It was an astonishing performance.
Already, in his 53ft ketch, Gipsy Moth IV, he had sailed more than twice as far without touching port than any lone yachtsman before him.
And he had freely admitted: “There were times during the voyage when I was terrified.”
But he was talking quietly and with enormous sincerity about the possibly greater ordeal to come after 30 days rest in Sydney.
Chichester came into Kirribilli at 6 p.m. waving his cap. Beside him were his wife and son, who had boarded his yacht in the Harbour.
Then he sat down for 45 minutes to face the world he had left last August through a bank of television cameras, microphones and a barrage of questions from the Press.
For a man desperate for sleep, weary of sail and sea, and still not accustomed to the solidity of land, it was a formidable task.
“My legs are rather wonky,” Chichester said.
At the beginning he looked frail and a little confused. One suddenly realised that here was a man fined down to the bone, everything superfluous honed away.
“Let’s face it,” he said, “after you have been 107 days alone you are not supposed to be quite normal and perhaps I am not”
With his cap off and his wispy grey hair falling across his bead, Chichester for the first time looked all of his 65 years.
He appeared healthy in his sea tan. Yet there were moments when his shoulders slumped.
Nevertheless, with his wife, Sheila, and his 20-year-old son, Giles, beside him, he responded to this new challenge.
He sipped his beer and spoke without pride of his physical condition. “I feel shrunken and sore,” he said. “I feel wizened up and dry.
“1 feel that this voyage may have taken some time off my life.”
He smiled and passed his hand across his face.
“This voyage made me realise that there is a limit,” he said. “I missed my young strength.”
And he spoke briefly of fear alone at sea. “I can understand how someone could go mad,” he said.
The ordeal of sea-rover Francis Chichester ended at 4.45 p.m. yesterday when Gipsy Moth TV came driving in through Sydney Heads at nearly seven knots.

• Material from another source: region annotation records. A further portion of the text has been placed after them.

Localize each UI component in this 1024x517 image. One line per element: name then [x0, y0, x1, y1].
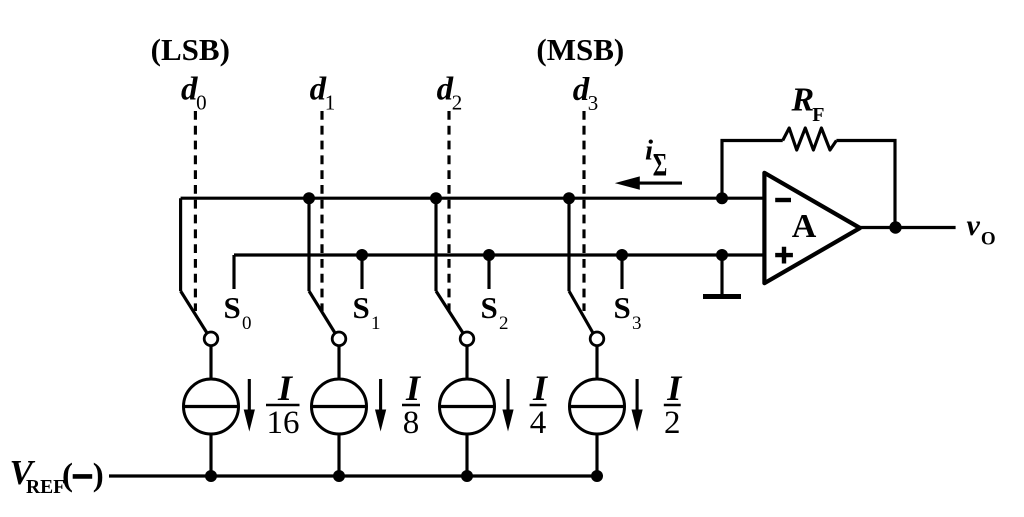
switch S3 throw stub: [620, 255, 623, 289]
svg-text:): ): [93, 458, 104, 494]
input d3 dashed line: [582, 111, 585, 311]
current source I/16 circle: [184, 379, 239, 434]
node: junction dot I/2 on bottom bus: [591, 470, 603, 482]
node: junction dot ground tap on + bus: [716, 249, 728, 261]
svg-text:S: S: [224, 290, 241, 325]
svg-text:I: I: [277, 368, 294, 408]
switch S2 arm: [436, 291, 463, 333]
node: junction dot S1 tap on summing bus: [303, 192, 315, 204]
svg-text:1: 1: [371, 313, 381, 334]
svg-text:4: 4: [530, 405, 547, 441]
wire: op-amp output to vO: [860, 226, 956, 229]
svg-text:16: 16: [267, 405, 300, 441]
svg-text:0: 0: [196, 91, 207, 115]
wire: S0 pole to current source I/16: [209, 346, 212, 379]
svg-text:I: I: [532, 368, 549, 408]
label I/2: [664, 404, 681, 407]
input d1 dashed line: [320, 111, 323, 311]
op-amp minus sign: [775, 198, 791, 202]
svg-text:S: S: [481, 290, 498, 325]
wire: bus drop to switch S0: [179, 198, 182, 291]
svg-text:A: A: [792, 208, 817, 245]
iSigma arrowhead: [615, 176, 640, 189]
svg-text:3: 3: [588, 91, 599, 115]
switch S0 throw stub: [232, 255, 235, 289]
node: junction dot S3 tap on summing bus: [563, 192, 575, 204]
node: junction dot S3 stub on + bus: [616, 249, 628, 261]
wire: ground drop from + bus: [720, 255, 723, 296]
svg-text:(MSB): (MSB): [536, 32, 624, 67]
wire: S3 pole to current source I/2: [595, 346, 598, 379]
svg-text:1: 1: [325, 91, 336, 115]
label I/16: [266, 404, 300, 407]
op-amp plus sign: [775, 247, 793, 264]
svg-text:R: R: [791, 82, 815, 119]
current arrow I/16: [248, 379, 251, 411]
node: junction dot I/8 on bottom bus: [333, 470, 345, 482]
svg-text:REF: REF: [26, 477, 65, 498]
node: junction dot S1 stub on + bus: [356, 249, 368, 261]
svg-text:O: O: [981, 229, 996, 250]
switch S2 throw stub: [487, 255, 490, 289]
wire: S2 pole to current source I/4: [465, 346, 468, 379]
switch S1 pole circle: [332, 332, 346, 346]
node: junction dot feedback tap on summing bus: [716, 192, 728, 204]
switch S0 pole circle: [204, 332, 218, 346]
svg-text:2: 2: [499, 313, 509, 334]
wire: VREF(-) bottom bus: [109, 474, 597, 477]
switch S2 pole circle: [460, 332, 474, 346]
svg-text:0: 0: [242, 313, 252, 334]
label I/4: [530, 404, 547, 407]
current arrow I/4: [506, 379, 509, 411]
op-amp A triangle: [764, 173, 860, 283]
resistor RF zigzag: [783, 128, 837, 150]
iSigma arrow shaft: [639, 182, 682, 185]
label I/8: [402, 404, 420, 407]
current source I/8 circle: [312, 379, 367, 434]
wire: RF to output node: [836, 141, 895, 228]
svg-text:F: F: [812, 104, 824, 126]
wire: feedback from inverting node up and over RF: [722, 141, 783, 199]
switch S1 throw stub: [360, 255, 363, 289]
current arrow I/2: [636, 379, 639, 411]
wire: current source I/4 to bottom bus: [465, 434, 468, 476]
wire: bus drop to switch S3: [567, 198, 570, 291]
svg-text:I: I: [405, 368, 422, 408]
svg-text:S: S: [353, 290, 370, 325]
node: junction dot S2 tap on summing bus: [430, 192, 442, 204]
wire: bus drop to switch S1: [307, 198, 310, 291]
node: output dot: [889, 221, 901, 233]
switch S3 pole circle: [590, 332, 604, 346]
svg-text:2: 2: [664, 405, 681, 441]
ground symbol bar: [703, 294, 741, 299]
svg-text:8: 8: [403, 405, 420, 441]
input d2 dashed line: [447, 111, 450, 311]
switch S3 arm: [569, 291, 593, 333]
svg-text:(: (: [62, 458, 73, 494]
svg-text:(LSB): (LSB): [151, 32, 230, 67]
switch S0 arm: [181, 291, 207, 333]
svg-text:S: S: [614, 290, 631, 325]
node: junction dot I/16 on bottom bus: [205, 470, 217, 482]
node: junction dot I/4 on bottom bus: [461, 470, 473, 482]
svg-text:2: 2: [452, 91, 463, 115]
current source I/2 circle: [570, 379, 625, 434]
input d0 dashed line: [194, 111, 197, 311]
wire: current source I/8 to bottom bus: [337, 434, 340, 476]
svg-text:I: I: [666, 368, 683, 408]
svg-text:Σ: Σ: [653, 147, 668, 183]
current source I/4 circle: [440, 379, 495, 434]
wire: non-inverting bus (second line) to op-amp + input: [234, 253, 765, 256]
switch S1 arm: [309, 291, 335, 333]
wire: current source I/16 to bottom bus: [209, 434, 212, 476]
svg-text:v: v: [967, 209, 981, 242]
node: junction dot S2 stub on + bus: [483, 249, 495, 261]
current arrow I/8: [379, 379, 382, 411]
svg-text:3: 3: [632, 313, 642, 334]
wire: summing bus (top) to op-amp inverting input: [181, 197, 765, 200]
wire: S1 pole to current source I/8: [337, 346, 340, 379]
wire: bus drop to switch S2: [434, 198, 437, 291]
wire: current source I/2 to bottom bus: [595, 434, 598, 476]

But it was with reluctance that the ocean gave her up to the safety of Sydney Harbour.
She had taken more than 48 hours to cover the last 70 miles of her trip.
I sighted Gipsy Moth at 3.30 p.m. yesterday three miles off Bondi beating eastward against a north-east breeze.

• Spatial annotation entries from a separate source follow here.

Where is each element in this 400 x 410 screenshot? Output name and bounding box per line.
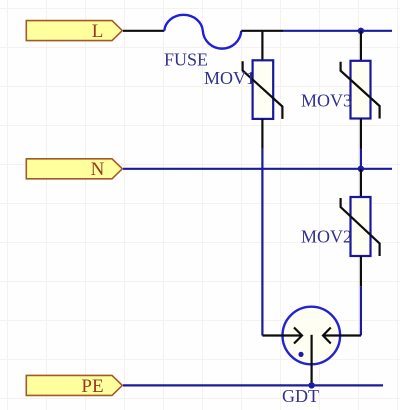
junction N/MOV3/MOV2 — [358, 166, 364, 172]
varistor MOV3 — [341, 31, 380, 149]
varistor MOV1 — [243, 31, 283, 149]
gas discharge tube GDT — [262, 307, 361, 386]
svg-text:GDT: GDT — [282, 386, 319, 406]
port N — [26, 159, 122, 180]
svg-text:MOV1: MOV1 — [204, 68, 255, 88]
wire MOV3 to N — [360, 149, 362, 169]
junction L/MOV3 — [358, 28, 364, 34]
pin fuse left — [123, 30, 164, 32]
svg-text:MOV2: MOV2 — [301, 227, 352, 247]
wire net N rail — [123, 168, 392, 170]
svg-text:MOV3: MOV3 — [301, 91, 352, 111]
svg-text:N: N — [91, 159, 105, 180]
port L — [26, 21, 122, 42]
svg-text:FUSE: FUSE — [164, 50, 208, 70]
wire MOV2 to GDT right — [360, 286, 362, 335]
wire net PE rail — [123, 384, 383, 386]
svg-text:L: L — [92, 21, 104, 42]
wire net L rail — [283, 30, 392, 32]
wire MOV1 to GDT left — [261, 149, 263, 336]
fuse FUSE body — [164, 15, 241, 49]
pin fuse right — [241, 30, 283, 32]
svg-text:PE: PE — [81, 376, 103, 397]
varistor MOV2 — [341, 169, 380, 286]
port PE — [26, 375, 122, 396]
junction GDT/PE — [308, 382, 314, 388]
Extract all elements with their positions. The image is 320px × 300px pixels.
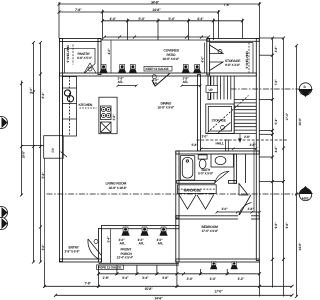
svg-text:3'-2": 3'-2" xyxy=(238,277,245,281)
porch post 2 xyxy=(140,227,148,236)
svg-text:3'-0": 3'-0" xyxy=(222,207,229,211)
right dim line 1 xyxy=(272,38,274,288)
svg-text:8'-4": 8'-4" xyxy=(41,92,45,99)
wardrobe box xyxy=(178,185,217,194)
dim row B xyxy=(59,11,219,13)
extension line right xyxy=(259,2,261,38)
svg-text:3'-8": 3'-8" xyxy=(274,46,278,53)
kitchen sink circles xyxy=(64,90,70,96)
svg-text:AFL: AFL xyxy=(120,242,126,246)
svg-text:9'-8" X 3'-8": 9'-8" X 3'-8" xyxy=(225,63,241,67)
ticks row D xyxy=(103,36,210,39)
entry door arc xyxy=(88,239,99,259)
island counter xyxy=(99,97,117,134)
svg-text:9'-8": 9'-8" xyxy=(274,222,278,229)
right dim line 2 xyxy=(283,38,285,297)
svg-text:KEEP 12 GAUGE: KEEP 12 GAUGE xyxy=(146,67,169,71)
svg-text:5'-4": 5'-4" xyxy=(107,236,111,243)
svg-text:34'-8": 34'-8" xyxy=(155,296,164,300)
patio door checkmark xyxy=(152,73,170,86)
svg-text:16'-8" X 9'-8": 16'-8" X 9'-8" xyxy=(158,106,175,110)
left marker 3 xyxy=(0,218,8,230)
bath south wall xyxy=(177,181,215,184)
ticks left dims xyxy=(20,82,23,197)
pantry shelving dashes xyxy=(72,45,74,65)
patio post 1 xyxy=(118,65,126,74)
stove box xyxy=(101,106,112,120)
counter divisions xyxy=(63,88,77,119)
pantry door label xyxy=(88,67,92,71)
svg-text:18'-8" X 8'-8": 18'-8" X 8'-8" xyxy=(163,57,180,61)
storage dim line left xyxy=(204,43,206,73)
burners xyxy=(101,107,105,111)
svg-text:3'-4": 3'-4" xyxy=(122,276,129,280)
porch inner dim line xyxy=(110,229,112,264)
ticks right dim1 xyxy=(271,37,274,261)
bath chase wall xyxy=(245,154,247,183)
svg-text:7'-8": 7'-8" xyxy=(75,8,82,12)
understair door circle xyxy=(221,126,225,130)
bifold doors xyxy=(179,195,214,209)
svg-text:34'-8": 34'-8" xyxy=(298,242,302,250)
left wall xyxy=(60,39,63,262)
stair right flight treads xyxy=(234,100,256,131)
svg-text:AFL: AFL xyxy=(183,80,189,84)
svg-text:7'-8": 7'-8" xyxy=(224,3,231,7)
stair dashed up line xyxy=(208,96,249,133)
bedroom window 2 xyxy=(231,262,238,270)
kitchen counter left xyxy=(63,77,77,137)
right leader y181 xyxy=(259,181,283,183)
svg-text:9'-0": 9'-0" xyxy=(29,87,33,94)
bath closet wall xyxy=(234,154,237,183)
extension line x213 xyxy=(213,19,215,41)
bedroom bottom wall xyxy=(176,259,259,262)
text keep gauge box xyxy=(144,66,172,71)
svg-text:AFL: AFL xyxy=(118,80,124,84)
oven box with X xyxy=(101,122,112,133)
vanity basin xyxy=(215,156,226,164)
porch post 1 xyxy=(121,227,129,236)
right leader y134 xyxy=(259,133,272,135)
kitchen arrow dashes xyxy=(80,107,97,109)
svg-text:26'-8": 26'-8" xyxy=(298,117,302,125)
extension line x188 xyxy=(188,19,190,41)
patio post 3 xyxy=(182,65,190,74)
svg-text:3'-0": 3'-0" xyxy=(202,135,209,139)
patio post 2 xyxy=(129,65,137,74)
svg-text:A302: A302 xyxy=(301,92,308,96)
svg-text:9'-8": 9'-8" xyxy=(285,222,289,229)
storage top wall xyxy=(207,39,259,42)
right leader y130 xyxy=(259,130,272,132)
left closet bump xyxy=(44,136,67,159)
ticks row B xyxy=(58,11,221,14)
svg-text:4'-0": 4'-0" xyxy=(201,56,205,63)
stair left wall xyxy=(208,76,211,100)
ticks right dim2 xyxy=(282,37,285,261)
storage inner lines xyxy=(210,43,253,74)
svg-text:9' SHELVING: 9' SHELVING xyxy=(66,45,70,63)
extension line x158 xyxy=(157,19,159,41)
bottom ext lines xyxy=(44,263,46,288)
bedroom door leaf xyxy=(239,195,251,217)
right leader y157 xyxy=(259,156,272,158)
tick marks top xyxy=(58,3,262,39)
stair top flight treads xyxy=(210,76,230,100)
bottom row 2 xyxy=(45,285,293,287)
ticks row A xyxy=(58,3,262,6)
svg-text:7'-8": 7'-8" xyxy=(85,282,92,286)
svg-text:KITCHEN: KITCHEN xyxy=(79,103,93,107)
bedroom dim ext line xyxy=(253,142,255,213)
closet leader line xyxy=(22,145,44,147)
porch post 3 xyxy=(159,227,167,236)
extension line x242 xyxy=(242,19,244,39)
svg-text:24'-8": 24'-8" xyxy=(153,8,162,12)
storage left wall xyxy=(207,39,210,75)
ticks bottom row2 xyxy=(43,285,294,288)
right top connector xyxy=(260,37,284,39)
bottom row 1 xyxy=(99,273,260,275)
dashdot line y89 xyxy=(231,88,300,90)
extension line left xyxy=(58,2,60,39)
post labels xyxy=(118,77,190,86)
stair inner wall xyxy=(233,76,235,134)
ticks right dim3 xyxy=(295,44,298,298)
bedroom window 1 xyxy=(210,262,217,270)
left dim line inner xyxy=(33,43,35,263)
patio post dim line left xyxy=(117,85,138,88)
chase door leaf xyxy=(239,184,248,196)
svg-text:5'-0" X 9'-8": 5'-0" X 9'-8" xyxy=(198,172,214,176)
patio top edge xyxy=(101,39,209,41)
svg-text:17'-0": 17'-0" xyxy=(285,112,289,120)
svg-text:5'-4": 5'-4" xyxy=(139,17,146,21)
vanity xyxy=(211,154,234,167)
ticks bottom row1 xyxy=(97,272,261,275)
dim row C xyxy=(103,20,243,22)
svg-text:LIVING ROOM: LIVING ROOM xyxy=(106,182,127,186)
svg-text:4'-0": 4'-0" xyxy=(107,48,111,55)
svg-text:15'-8": 15'-8" xyxy=(145,287,154,291)
pantry top wall xyxy=(60,39,102,42)
svg-text:17'-0" X 9'-8": 17'-0" X 9'-8" xyxy=(202,229,219,233)
bath left wall xyxy=(176,151,179,218)
svg-text:13'-4" X 5'-4": 13'-4" X 5'-4" xyxy=(117,256,134,260)
dim row A overall 34'-8" xyxy=(59,3,260,5)
svg-text:POPE 12 GAUGE: POPE 12 GAUGE xyxy=(98,266,121,270)
bottom row 3 xyxy=(56,294,293,296)
bottom-left wall xyxy=(60,259,102,262)
svg-text:1'-8": 1'-8" xyxy=(103,276,110,280)
hall/bath wall xyxy=(176,151,259,154)
text pope gauge box xyxy=(97,265,124,270)
left marker 2 xyxy=(0,207,8,219)
svg-text:2'-8": 2'-8" xyxy=(248,207,255,211)
svg-text:AFL: AFL xyxy=(153,82,159,86)
svg-text:A302: A302 xyxy=(302,197,309,201)
right leader y99 xyxy=(259,99,272,101)
wardrobe rod dash xyxy=(178,188,217,190)
right diamond marker A xyxy=(298,186,313,201)
svg-text:3'-8" X 6'-8": 3'-8" X 6'-8" xyxy=(65,250,81,254)
ticks bottom row3 xyxy=(54,294,294,297)
extension line x102 xyxy=(102,10,104,41)
storage door V xyxy=(210,45,223,71)
top dim texts xyxy=(75,1,230,21)
dashdot line y194 xyxy=(47,193,300,195)
svg-text:4'-4": 4'-4" xyxy=(197,17,204,21)
left marker 1 xyxy=(0,117,8,129)
svg-text:3'-8": 3'-8" xyxy=(162,276,169,280)
svg-text:7'-8": 7'-8" xyxy=(274,79,278,86)
hall dashed line xyxy=(197,139,289,141)
patio post 4 xyxy=(193,65,201,74)
svg-text:18'-8": 18'-8" xyxy=(22,150,26,158)
porch post labels xyxy=(119,238,164,246)
bath south wall right stub xyxy=(229,181,237,184)
svg-text:HALL: HALL xyxy=(216,142,224,146)
patio left dim line xyxy=(110,41,112,74)
svg-text:17'-0": 17'-0" xyxy=(215,290,224,294)
toilet bowl xyxy=(199,159,206,168)
svg-text:STORAGE: STORAGE xyxy=(212,119,226,123)
understair storage box xyxy=(206,104,234,134)
bedroom door arc xyxy=(239,203,252,217)
stair width arrow xyxy=(239,134,241,143)
bath door arc xyxy=(215,171,229,182)
understair door diagonal xyxy=(218,122,231,133)
porch bottom edge xyxy=(99,262,180,264)
counter dash centerline xyxy=(69,77,71,137)
dim row D patio xyxy=(105,36,209,38)
svg-text:6'-8" X 5'-0": 6'-8" X 5'-0" xyxy=(77,56,93,60)
burner dots xyxy=(103,109,110,117)
entry door leaf xyxy=(88,239,102,256)
svg-text:4'-8": 4'-8" xyxy=(274,146,278,153)
svg-text:3'-4": 3'-4" xyxy=(187,277,194,281)
extension line x127 xyxy=(127,19,129,41)
main top wall below patio xyxy=(60,73,257,76)
ticks row C xyxy=(101,19,244,22)
pantry right wall xyxy=(98,39,101,75)
right diamond marker B xyxy=(298,83,313,97)
svg-text:COVERED: COVERED xyxy=(164,49,180,53)
toilet tank xyxy=(198,155,207,159)
svg-text:9' SHELVING: 9' SHELVING xyxy=(245,51,249,69)
svg-text:3'-4": 3'-4" xyxy=(210,277,217,281)
svg-text:5'-4": 5'-4" xyxy=(169,17,176,21)
tub xyxy=(180,156,195,181)
living/porch wall xyxy=(102,226,180,229)
kitchen window xyxy=(99,65,107,74)
stair bottom edge xyxy=(206,133,256,135)
svg-text:AFL: AFL xyxy=(139,242,145,246)
bedroom left wall xyxy=(176,216,179,262)
hall dim line xyxy=(200,148,257,151)
svg-text:FRONT: FRONT xyxy=(121,248,133,252)
entry door circle xyxy=(94,240,98,244)
svg-text:34'-8": 34'-8" xyxy=(151,1,160,5)
storage door circle xyxy=(218,50,222,54)
left dim line outer xyxy=(21,81,23,196)
bedroom top dim line xyxy=(216,211,261,214)
svg-text:WARDROBE: WARDROBE xyxy=(184,189,201,193)
svg-text:2'-8": 2'-8" xyxy=(250,143,257,147)
svg-text:3'-4": 3'-4" xyxy=(142,276,149,280)
svg-text:2'-8": 2'-8" xyxy=(244,135,251,139)
svg-text:18'-8" X 18'-8": 18'-8" X 18'-8" xyxy=(109,186,128,190)
hall left wall xyxy=(198,75,201,152)
left dim line third xyxy=(40,43,42,263)
porch left wall xyxy=(99,229,102,263)
svg-text:4'-4": 4'-4" xyxy=(110,17,117,21)
UP label box xyxy=(206,86,218,93)
right leader y55 xyxy=(259,54,272,56)
patio post dim line right xyxy=(181,85,202,88)
patio door label circle xyxy=(152,75,156,79)
bedroom top wall xyxy=(176,216,259,219)
svg-text:AFL: AFL xyxy=(158,242,164,246)
hall door jamb xyxy=(226,140,229,151)
svg-text:2'-8": 2'-8" xyxy=(112,114,116,121)
bedroom door opening gap xyxy=(238,215,251,220)
closet ext line xyxy=(44,159,46,263)
pantry inner box xyxy=(65,48,96,73)
right wall xyxy=(256,39,259,261)
bath door leaf xyxy=(215,171,229,183)
storage shelf dash xyxy=(248,43,250,74)
svg-text:5'-4": 5'-4" xyxy=(274,118,278,125)
pantry corner door xyxy=(84,63,96,73)
svg-text:5'-8": 5'-8" xyxy=(192,143,199,147)
right dim line 3 xyxy=(296,46,298,297)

She was being shepherded by boats ranging from the Sydney schooner Mistral to cheeky outboard runabouts cocking a snook at the seas.
Twenty minutes later Chichester came about for what we thought might be his final run for the Heads. But it was not to be so easy.
Half a mile off Diamond Bay he came around again on an easterly beat and it was not until 4.25 that he began to come in on his final run.
He passed between the Heads at 4.45. And it was then that the ocean, as though weary of this stubborn sailor, threw him off with a huge wave that sent Gipsy Moth surfing along on its crest.
For a dramatic moment it appeared that the ketch would ram an escorting police launch. She came within 15 feet before the other boat changed course and made off under full power.
At last Chichester was through. At sea he had had his moments of terror and truth. Now was his moment of triumph.
The boats clustered more closely around him. The tug Manly Cove hooted a salute.
Gipsy Moth sailed on to Watson’s Bay.
For the moment he was fulfilled, his sea passion spent. A Royal Sydney Yacht Squadron launch took him in tow.
Later he talked about what had made him do it.
He said: “One does these things because one has a certain, nature. One cannot get away from fate.
“If a person does not fulfil his nature, he will lead a frustrated life and be unhappy. If fulfilling it involves him in fear, he will just have to put up with it. “
And with that Francis Chichester went off to bed.
After resting in Sydney for six weeks he arrived back in Plymouth on May 28, 1967, having set the new around-the-world solo record of 274 days. His Sydney-to-Plymouth leg, at 119 days, was the longest ever by a yacht of its class without stopping at a port of call.